The earlier study15 suggested that idiopathic scoliosis is associated with MATN1 in a TDT study of 81 trios and detected an association with one allele of microsatellite in 3′-UTR of the gene. Here we further explore this gene for association with AIS by using a set of tSNPs and a larger sample size. In our gene-based replication study, we used the stepwise method to explore the associated tag SNPs. In the first initial screening stage, we found three SNPs with significant associations in block 2. It was then followed by the second validation stage in another sample that confirmed the results of the initial stage. The G allele of rs1149048 predisposed to AIS. However, this study confirmed a different marker other than the marker found by Montanaro et al,15 which was only a microsatellite marker. Also, the STRP reported earlier is most likely representing or in LD with another causative polymorphism. Therefore, our study supplemented in detail on top of the paper by Montrnaro15 et al.

In addition, the effect of gene polymorphisms on curve severity of AIS was also analyzed in a subgroup of AIS patients who received continued observation or surgery. The possible role of MATN1 polymorphisms in disease progression was assessed quantitatively with the maximum Cobb angle. We found that rs1149048 polymorphism was associated with curve severity. Individuals with GG genotype had a larger mean maximal Cobb angle than those with genotype AA+AG, indicating that the G allele of rs1149048 had risk effect on risk of AIS under a recessive model that was consistent with case–control association study.
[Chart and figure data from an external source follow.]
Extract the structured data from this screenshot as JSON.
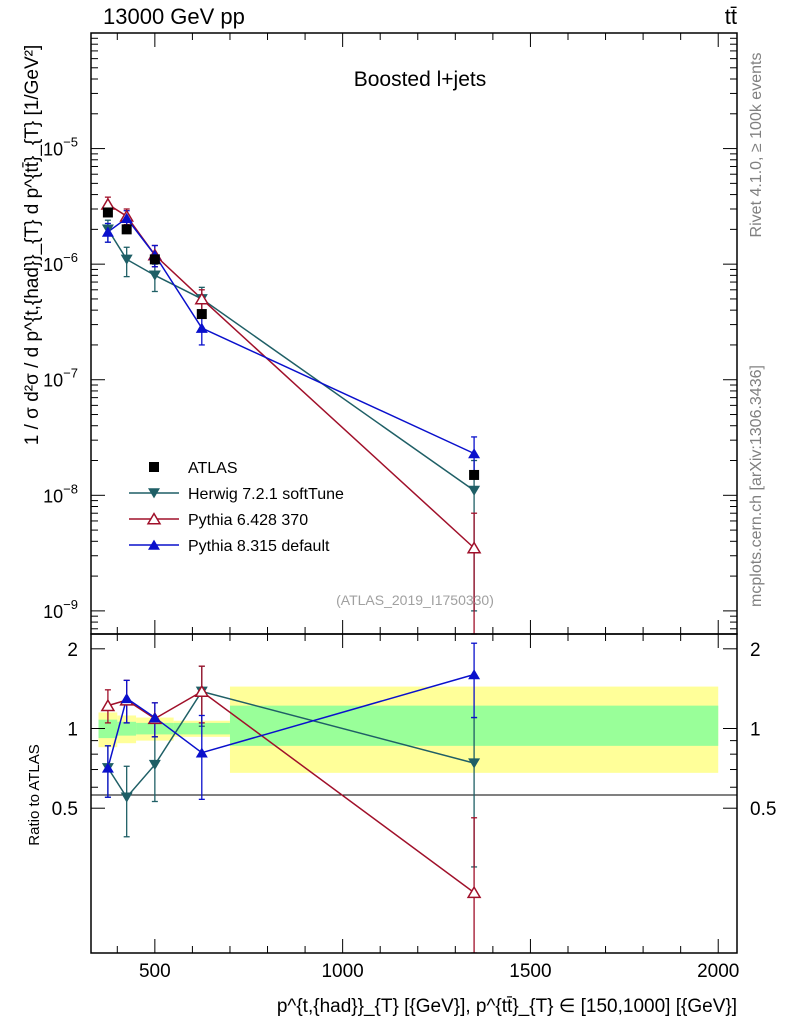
{
  "header": {
    "left": "13000 GeV pp",
    "right": "tt̄"
  },
  "side_labels": {
    "rivet": "Rivet 4.1.0, ≥ 100k events",
    "mcplots": "mcplots.cern.ch [arXiv:1306.3436]"
  },
  "chart_data": {
    "type": "line",
    "title": "Boosted l+jets",
    "watermark": "(ATLAS_2019_I1750330)",
    "xlabel": "p^{t,{had}}_{T} [{GeV}], p^{tt̄}_{T} ∈ [150,1000] [{GeV}]",
    "ylabel_main": "1 / σ d²σ / d p^{t,{had}}_{T} d p^{tt̄}_{T} [1/GeV²]",
    "ylabel_ratio": "Ratio to ATLAS",
    "xlim": [
      330,
      2050
    ],
    "ylim_main_log": [
      -9.2,
      -4.0
    ],
    "ylim_ratio_log": [
      -0.848,
      0.357
    ],
    "x_ticks": [
      500,
      1000,
      1500,
      2000
    ],
    "y_ticks_main": [
      {
        "exp": -5,
        "label": "10^-5"
      },
      {
        "exp": -6,
        "label": "10^-6"
      },
      {
        "exp": -7,
        "label": "10^-7"
      },
      {
        "exp": -8,
        "label": "10^-8"
      },
      {
        "exp": -9,
        "label": "10^-9"
      }
    ],
    "y_ticks_ratio": [
      {
        "value": 2,
        "label": "2"
      },
      {
        "value": 1,
        "label": "1"
      },
      {
        "value": 0.5,
        "label": "0.5"
      }
    ],
    "bands": [
      {
        "x0": 350,
        "x1": 400,
        "green": [
          0.92,
          1.08
        ],
        "yellow": [
          0.85,
          1.15
        ]
      },
      {
        "x0": 400,
        "x1": 450,
        "green": [
          0.94,
          1.06
        ],
        "yellow": [
          0.88,
          1.12
        ]
      },
      {
        "x0": 450,
        "x1": 550,
        "green": [
          0.95,
          1.05
        ],
        "yellow": [
          0.9,
          1.1
        ]
      },
      {
        "x0": 550,
        "x1": 700,
        "green": [
          0.95,
          1.05
        ],
        "yellow": [
          0.93,
          1.07
        ]
      },
      {
        "x0": 700,
        "x1": 2000,
        "green": [
          0.86,
          1.22
        ],
        "yellow": [
          0.68,
          1.44
        ]
      }
    ],
    "legend": [
      {
        "key": "data",
        "label": "ATLAS"
      },
      {
        "key": "herwig",
        "label": "Herwig 7.2.1 softTune"
      },
      {
        "key": "pythia6",
        "label": "Pythia 6.428 370"
      },
      {
        "key": "pythia8",
        "label": "Pythia 8.315 default"
      }
    ],
    "data": {
      "name": "ATLAS",
      "x": [
        375,
        425,
        500,
        625,
        1350
      ],
      "y": [
        2.8e-06,
        2e-06,
        1.1e-06,
        3.7e-07,
        1.5e-08
      ]
    },
    "series": [
      {
        "key": "herwig",
        "name": "Herwig 7.2.1 softTune",
        "color": "#1f5f66",
        "marker": "tri-down",
        "x": [
          375,
          425,
          500,
          625,
          1350
        ],
        "y": [
          2e-06,
          1.1e-06,
          8e-07,
          5e-07,
          1.1e-08
        ],
        "err_lo": [
          1.55e-06,
          7.8e-07,
          5.8e-07,
          3.7e-07,
          1e-09
        ],
        "err_hi": [
          2.4e-06,
          1.4e-06,
          1e-06,
          6.3e-07,
          2e-08
        ],
        "ratio": [
          0.71,
          0.55,
          0.73,
          1.38,
          0.74
        ],
        "ratio_lo": [
          0.55,
          0.39,
          0.53,
          1.02,
          0.3
        ],
        "ratio_hi": [
          0.86,
          0.72,
          0.93,
          1.72,
          1.1
        ]
      },
      {
        "key": "pythia6",
        "name": "Pythia 6.428 370",
        "color": "#a0102a",
        "marker": "tri-up-open",
        "x": [
          375,
          425,
          500,
          625,
          1350
        ],
        "y": [
          3.3e-06,
          2.6e-06,
          1.2e-06,
          5e-07,
          3.5e-09
        ],
        "err_lo": [
          2.9e-06,
          2.2e-06,
          9.5e-07,
          4e-07,
          1e-10
        ],
        "err_hi": [
          3.8e-06,
          3e-06,
          1.45e-06,
          6e-07,
          7e-09
        ],
        "ratio": [
          1.22,
          1.28,
          1.09,
          1.38,
          0.24
        ],
        "ratio_lo": [
          1.05,
          1.05,
          0.93,
          1.05,
          0.02
        ],
        "ratio_hi": [
          1.4,
          1.52,
          1.25,
          1.72,
          0.46
        ]
      },
      {
        "key": "pythia8",
        "name": "Pythia 8.315 default",
        "color": "#0a10cc",
        "marker": "tri-up",
        "x": [
          375,
          425,
          500,
          625,
          1350
        ],
        "y": [
          1.9e-06,
          2.5e-06,
          1.2e-06,
          2.8e-07,
          2.3e-08
        ],
        "err_lo": [
          1.55e-06,
          2.1e-06,
          9.5e-07,
          2e-07,
          1.4e-08
        ],
        "err_hi": [
          2.25e-06,
          2.9e-06,
          1.45e-06,
          3.6e-07,
          3.2e-08
        ],
        "ratio": [
          0.71,
          1.3,
          1.1,
          0.81,
          1.6
        ],
        "ratio_lo": [
          0.55,
          1.05,
          0.93,
          0.54,
          1.1
        ],
        "ratio_hi": [
          0.86,
          1.52,
          1.25,
          1.12,
          2.1
        ]
      }
    ]
  }
}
The results showed that MATN1 gene is also a disease modifier gene of AIS. In the literature, there are only two genes to be considered as disease modifier genes of AIS, including ESR118 and IGF1.36 Genetic analysis of disease modifier gene might be applicable to the prediction of progression of scoliosis and could be helpful in early clinical investigation and treatment.

A recent analysis37, 38 of the major regulatory regions of chicken matrilin-1 gene in transgenic mice revealed a distal promoter region between −2011 and −338 that includes cartilage-specific control element. By sequence alignment among various vertebrate species, Rentsendorj38 identified four conserved sequence blocks (distal promoter element (Dpe)1, Dpe2, Pe1 and Ine) in the promoters of amniote matrillin-1 gene. Interestingly, SNP rs1149048 in our study is located in the distal promoter region of MATN1, 126 bp downstream of the Dpe2. It is plausible that the function of rs1149048 could be mediated through an interaction with one of these conserved regulatory blocks like Dpe2 or other SNPs in LD with it.

Several limitations of this study should be considered. First, we are not certain if rs1149048 is a specific causal SNP or just a marker in LD with another polymorphism that plays a causative role. Therefore, further fine mapping of the haploblocks encompassing the region close to rs1149048 polymorphism will be necessary to clarify the susceptible allele of AIS. Furthermore, the functional analysis of these polymorphisms may add further information on genetic association studies and elucidate the role of different genotypes in the pathogenesis of AIS. Second, ethnic differences may account for differences in disease susceptibility. Our sample is entirely from Chinese population. The finding may not be generalized to other ethnic groups. Further evaluation from other ethnic populations might help clarify the real genetic effect.

In conclusion, this study provides evidence that the tSNP rs1149048 in the MATN1 promoter region was associated with both susceptibility and curve severity to AIS. The results suggested that MATN1 was both an AIS predisposition and progression gene.